O argumento foi parecido com o que Ferro Rodrigues usou em 2003 quanto o partido foi atingido pelo processo Casa Pia: "Assistimos nas últimas semanas a uma tentativa clara de decapitação política do Governo e do PS, feita de uma forma totalmente inaceitável, procurando politizar um processo judicial e fazer a judicialização da vida política", afirmou Assis, numa conferência de imprensa na sede da distrital do PS no Porto.
O líder parlamentar socialista afirmou que Sócrates esteve "cinco meses sob escuta" sem que "tivessem sido acautelados todos os procedimentos legais previstos". Porque "não houve neste processo o rigor e a seriedade que se deveria exigir também num Estado de direito democrático", a investigação criminal "violou alguns princípios consagrados na lei". Não disse quais mas subentendeu-se que se referia ao princípio segundo o qual o primeiro-ministro só pode ser escutado com autorização prévia do Supremo Tribunal de Justiça.

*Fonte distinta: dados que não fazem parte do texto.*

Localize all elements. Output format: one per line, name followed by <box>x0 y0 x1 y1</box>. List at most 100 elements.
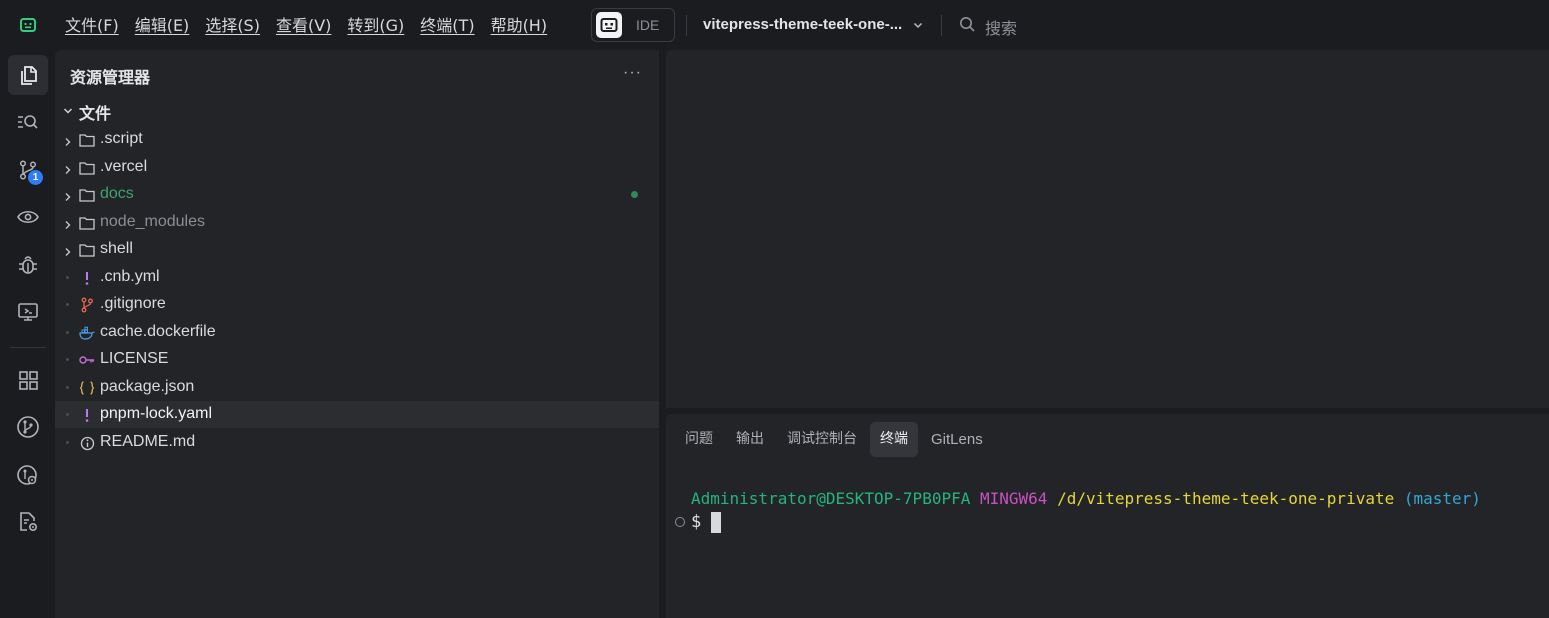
indent-guide <box>66 386 69 389</box>
activity-bar: 1 <box>0 50 55 618</box>
chevron-right-icon <box>63 162 73 174</box>
tree-item-readme[interactable]: README.md <box>55 429 659 456</box>
project-name[interactable]: vitepress-theme-teek-one-... <box>703 16 902 33</box>
scm-badge: 1 <box>28 170 43 185</box>
tree-item-package-json[interactable]: package.json <box>55 374 659 401</box>
tree-item-vercel[interactable]: .vercel <box>55 154 659 181</box>
file-name: LICENSE <box>100 350 169 367</box>
file-name: node_modules <box>100 213 205 230</box>
search-box[interactable]: 搜索 <box>959 15 1017 39</box>
chevron-right-icon <box>63 244 73 256</box>
title-bar: 文件(F) 编辑(E) 选择(S) 查看(V) 转到(G) 终端(T) 帮助(H… <box>0 0 1549 50</box>
file-name: .script <box>100 130 143 147</box>
folder-icon <box>78 131 96 149</box>
indent-guide <box>66 441 69 444</box>
sidebar-sash[interactable] <box>659 50 666 618</box>
activity-divider <box>10 347 46 348</box>
file-name: shell <box>100 240 133 257</box>
source-control-icon[interactable]: 1 <box>8 150 48 190</box>
file-name: cache.dockerfile <box>100 323 216 340</box>
explorer-panel: 资源管理器 ··· 文件 .script .vercel docs node_m… <box>55 50 659 618</box>
folder-icon <box>78 241 96 259</box>
tree-item-cache-dockerfile[interactable]: cache.dockerfile <box>55 319 659 346</box>
tab-debug-console[interactable]: 调试控制台 <box>777 422 867 457</box>
tab-terminal[interactable]: 终端 <box>870 422 918 457</box>
preview-icon[interactable] <box>8 197 48 237</box>
gitlens-icon[interactable] <box>8 455 48 495</box>
search-icon <box>959 16 976 38</box>
terminal-env: MINGW64 <box>980 489 1048 508</box>
modified-indicator <box>631 191 638 198</box>
tree-item-node-modules[interactable]: node_modules <box>55 209 659 236</box>
file-name: README.md <box>100 433 196 450</box>
docker-icon <box>78 324 96 342</box>
menu-edit[interactable]: 编辑(E) <box>127 14 198 38</box>
json-icon <box>78 379 96 397</box>
file-name: docs <box>100 185 134 202</box>
search-icon[interactable] <box>8 102 48 142</box>
tab-gitlens[interactable]: GitLens <box>921 422 993 457</box>
folder-icon <box>78 159 96 177</box>
ide-label: IDE <box>636 17 660 33</box>
terminal-branch: (master) <box>1403 489 1481 508</box>
file-name: .vercel <box>100 158 148 175</box>
tree-item-gitignore[interactable]: .gitignore <box>55 291 659 318</box>
chevron-right-icon <box>63 134 73 146</box>
menu-selection[interactable]: 选择(S) <box>197 14 268 38</box>
terminal-prompt-line[interactable]: Administrator@DESKTOP-7PB0PFA MINGW64 /d… <box>691 489 1481 508</box>
menu-terminal[interactable]: 终端(T) <box>412 14 482 38</box>
yaml-icon <box>78 406 96 424</box>
file-name: pnpm-lock.yaml <box>100 405 213 422</box>
indent-guide <box>66 413 69 416</box>
git-icon <box>78 296 96 314</box>
folder-icon <box>78 186 96 204</box>
menu-go[interactable]: 转到(G) <box>339 14 412 38</box>
terminal-cursor <box>711 511 722 533</box>
folder-icon <box>78 214 96 232</box>
more-actions-icon[interactable]: ··· <box>623 64 642 82</box>
explorer-title: 资源管理器 <box>70 68 151 87</box>
extensions-icon[interactable] <box>8 360 48 400</box>
divider <box>941 15 942 36</box>
terminal-input-line[interactable]: $ <box>675 511 722 533</box>
panel-tabs: 问题 输出 调试控制台 终端 GitLens <box>675 422 996 457</box>
tree-item-docs[interactable]: docs <box>55 181 659 208</box>
app-logo-icon[interactable] <box>17 14 39 36</box>
tree-item-shell[interactable]: shell <box>55 236 659 263</box>
yaml-icon <box>78 269 96 287</box>
editor-area[interactable] <box>666 50 1549 408</box>
divider <box>686 15 687 36</box>
debug-icon[interactable] <box>8 245 48 285</box>
menu-file[interactable]: 文件(F) <box>57 14 127 38</box>
tree-item-script[interactable]: .script <box>55 126 659 153</box>
workspace-root-label: 文件 <box>79 104 112 123</box>
tree-item-cnb-yml[interactable]: .cnb.yml <box>55 264 659 291</box>
terminal-path: /d/vitepress-theme-teek-one-private <box>1057 489 1395 508</box>
indent-guide <box>66 331 69 334</box>
chevron-right-icon <box>63 189 73 201</box>
command-decoration-icon[interactable] <box>675 517 685 527</box>
menu-view[interactable]: 查看(V) <box>268 14 339 38</box>
remote-explorer-icon[interactable] <box>8 292 48 332</box>
chevron-down-icon[interactable] <box>912 18 924 36</box>
tree-item-pnpm-lock[interactable]: pnpm-lock.yaml <box>55 401 659 428</box>
file-name: .gitignore <box>100 295 166 312</box>
search-placeholder: 搜索 <box>985 19 1018 38</box>
tab-problems[interactable]: 问题 <box>675 422 723 457</box>
workspace-root[interactable]: 文件 <box>63 101 111 123</box>
git-graph-icon[interactable] <box>8 407 48 447</box>
explorer-icon[interactable] <box>8 55 48 95</box>
indent-guide <box>66 276 69 279</box>
tree-item-license[interactable]: LICENSE <box>55 346 659 373</box>
settings-sync-icon[interactable] <box>8 502 48 542</box>
indent-guide <box>66 358 69 361</box>
tab-output[interactable]: 输出 <box>726 422 774 457</box>
robot-icon <box>596 12 622 38</box>
bottom-panel: 问题 输出 调试控制台 终端 GitLens Administrator@DES… <box>666 414 1549 618</box>
chevron-right-icon <box>63 217 73 229</box>
indent-guide <box>66 303 69 306</box>
menu-help[interactable]: 帮助(H) <box>483 14 556 38</box>
chevron-down-icon <box>63 103 73 121</box>
file-name: .cnb.yml <box>100 268 160 285</box>
ide-switch[interactable]: IDE <box>591 8 675 42</box>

Assis criticou também duramente os partidos que exploraram o caso contra Sócrates: "Não pode haver a tentação de ceder à demagogia e ao populismo." Segundo acrescentou, "não há agora nenhuma razão para que subsista a mais pequena dúvida" sobre a inocência do primeiro-ministro. "O entendimento do procurador-geral é o que conta", disse, sublinhando que os argumentos de Pinto Monteiro "não foram apenas de ordem formal".
O PS pondera agora o "reforço das sanções" nos processos por violação do segredo de justiça. Mas, acrescentou - em mais uma crítica ao poder judicial -, o "fundamental" na preservação da confidencialidade dos processos é "a cultura dos agentes judiciários".
O PCP reagiu ao comunicado do PGR considerando, através de Jerónimo de Sousa, que é indispensável preservar as escutas onde Sócrates foi interceptado. "Não se trata de procurar saber os seus conteúdos, mas naturalmente procurar manter essas provas para processos futuros e a sua destruição irreversível seria sempre uma perda", afirmou o líder comunista.
Já o CDS/PP prometeu, através do deputado Nuno Magalhães, estar atento ao "cumprimento do princípio da legalidade". "Como não conhecemos, nem podemos conhecer, não vamos especular, mas estaremos atentos ao cumprimento do princípio da legalidade, o que implica que em todos os casos - para mais numa situação destas - a justiça actue com isenção."
Francisco Louçã, do BE, criticou a Justiça: "Muitas vezes, os maiores representantes do Estado na Justiça não se entendem eles próprios sobre a interpretação e a aplicação da lei". E quanto às escutas, disse que só teriam interesse se tivessem relevância criminal.
O PSD falará hoje, nas jornadas parlamentares de Espinho.